Contoh buruk system pemilihan lewat parlemen yang paling nyata terjadi pada pemilihan Presiden 1998. Kala itu, Soeharto yang baru saja terpilih di parlemen dengan sangat meyakinkan (aklamasi), akhirnya – hanya dalam 2 bulan 10 hari -- dipaksa turun dari kursi presiden oleh kekuatan di luar parlemen (baca: rakyat). Ini adalah contoh paling nyata betapa suara rakyat sering tidak “nyambung” dengan suara wakil-wakilnya di Parlemen. Lembaga Perwakilan – dengan beragam sebab dan kepentingan di dalamnya -- sering gagal dalam menerjemahkan aspirasi dan kehendak rakyat.

Karena itu, tulisan ini berada pada posisi mengapresiasi sangat tinggi system pemilihan Presiden dan Kepala Daerah secara langsung, sebagai sebuah prestasi kepemiluan yang patut dicatat dan dijaga. Penekanan ini dirasa perlu, karena faktanya masih saja ada suara-suara yang menginginkan untuk kembali ke system lama, khususnya untuk pemilihan Gubernur. Alasannya, pemilihan Gubernur secara langsung menghabiskan biaya lebih besar ketimbang pemilihan lewat DPRD. Sebuah argumentasi pembenaran, tetapi bukan “kebenaran.”
  
3.  Calon Independen : Memotong Jalur Berat Parpol

Masih soal pemilihan kepala daerah, terobosan lain yang tidak kalah penting adalah dimunculkannya alternatif pencalonan kepala daerah lewat jalur non-partai, atau yang biasa kita kenal dengan jalur independen. Setelah sebelumnya pemilihan kepala daerah ditarik dari meja DPRD, giliran monopoli parpol pula dalam pencalonan kepala daerah direvisi.

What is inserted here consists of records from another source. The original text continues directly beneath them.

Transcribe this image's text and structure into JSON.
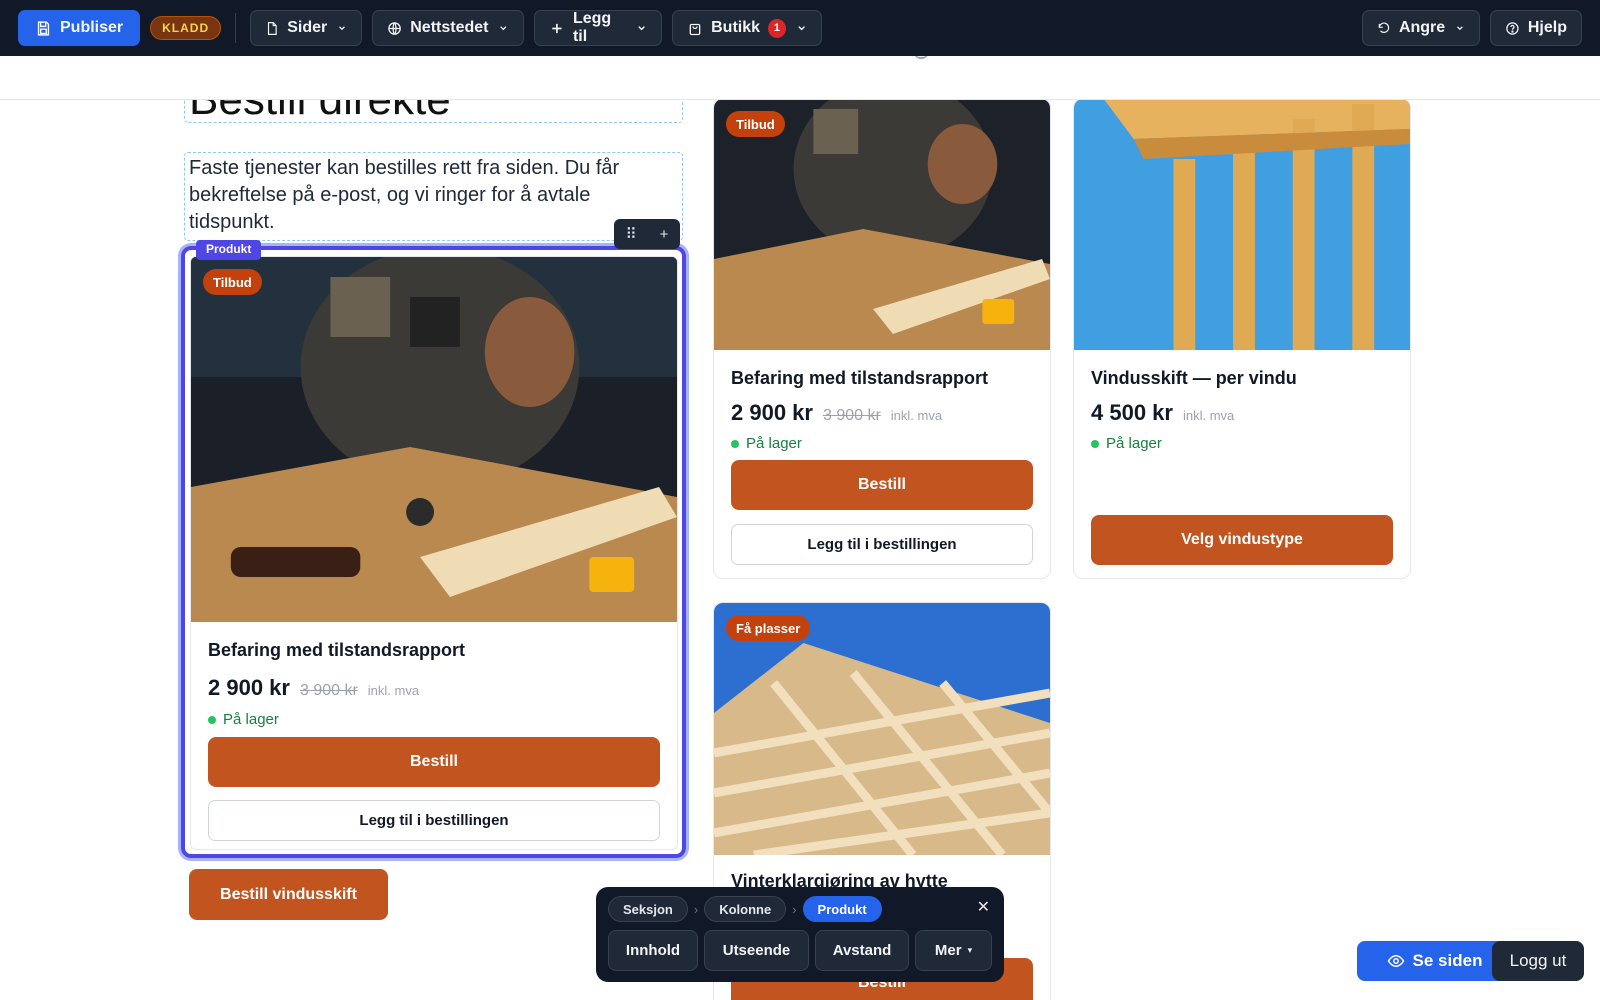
{
  "toolbar": {
    "publish": "Publiser",
    "draft_badge": "KLADD",
    "pages": "Sider",
    "website": "Nettstedet",
    "add": "Legg til",
    "shop": "Butikk",
    "shop_count": "1",
    "undo": "Angre",
    "help": "Hjelp"
  },
  "section": {
    "heading": "Bestill direkte",
    "paragraph": "Faste tjenester kan bestilles rett fra siden. Du får bekreftelse på e-post, og vi ringer for å avtale tidspunkt.",
    "selected_tag": "Produkt",
    "cta": "Bestill vindusskift"
  },
  "products": [
    {
      "badge": "Tilbud",
      "title": "Befaring med tilstandsrapport",
      "price": "2 900 kr",
      "old_price": "3 900 kr",
      "vat": "inkl. mva",
      "stock": "På lager",
      "primary": "Bestill",
      "secondary": "Legg til i bestillingen"
    },
    {
      "badge": "Tilbud",
      "title": "Befaring med tilstandsrapport",
      "price": "2 900 kr",
      "old_price": "3 900 kr",
      "vat": "inkl. mva",
      "stock": "På lager",
      "primary": "Bestill",
      "secondary": "Legg til i bestillingen"
    },
    {
      "title": "Vindusskift — per vindu",
      "price": "4 500 kr",
      "vat": "inkl. mva",
      "stock": "På lager",
      "primary": "Velg vindustype"
    },
    {
      "badge": "Få plasser",
      "title": "Vinterklargjøring av hytte",
      "primary": "Bestill"
    }
  ],
  "editor": {
    "crumbs": [
      "Seksjon",
      "Kolonne",
      "Produkt"
    ],
    "buttons": [
      "Innhold",
      "Utseende",
      "Avstand",
      "Mer"
    ]
  },
  "bottom": {
    "see_site": "Se siden",
    "logout": "Logg ut"
  },
  "colors": {
    "accent": "#c2541f",
    "selection": "#4f46e5",
    "toolbar": "#111827",
    "primary_blue": "#2563eb",
    "in_stock": "#22c55e"
  }
}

Dalam UU Nomor 32 Tahun 2004 tentang Pemerintahan Daerah (sebelum perubahan), pasal 59 (1) disebutkan, peserta pemilihan kepala daerah dan wakil kepala daerah adalah pasangan calon yang diusulkan oleh partai politik atau gabungan partai politik.

Karena itu, tidak ada jalan lain bagi calon kepala daerah, kecuali membeli mahal “tiket” partai jika ingin tampil sebagai kontestan dalam panggung Pilkada. Di sinilah kembali sering muncul “ruang gelap” transaksi politik itu. Hampir sama dengan pemilihan kepala daerah lewat DPRD, monopoli parpol dalam pencalonan kepala daaerah syarat dengan isu transaksional.

Terlepas dari itu, kehadiran jalur independen yang kemudian dikukuhkan dalam UU Nomor 12 Tahun 2008 tentang Perubahan Kedua Atas UU Nomor 32 Tahun 2004 tentang Pemerintahan Daerah, tentu sangat positif untuk memberi jalan alternatif menuju kursi kepala daerah. Terutama bagi calon-calon berkualitas -- yang secara substantif mendapat dukungan rakyat, tetapi kemudian terhadang oleh banyak sekat dan rintangan-rintangan,  politik maupun non-politik.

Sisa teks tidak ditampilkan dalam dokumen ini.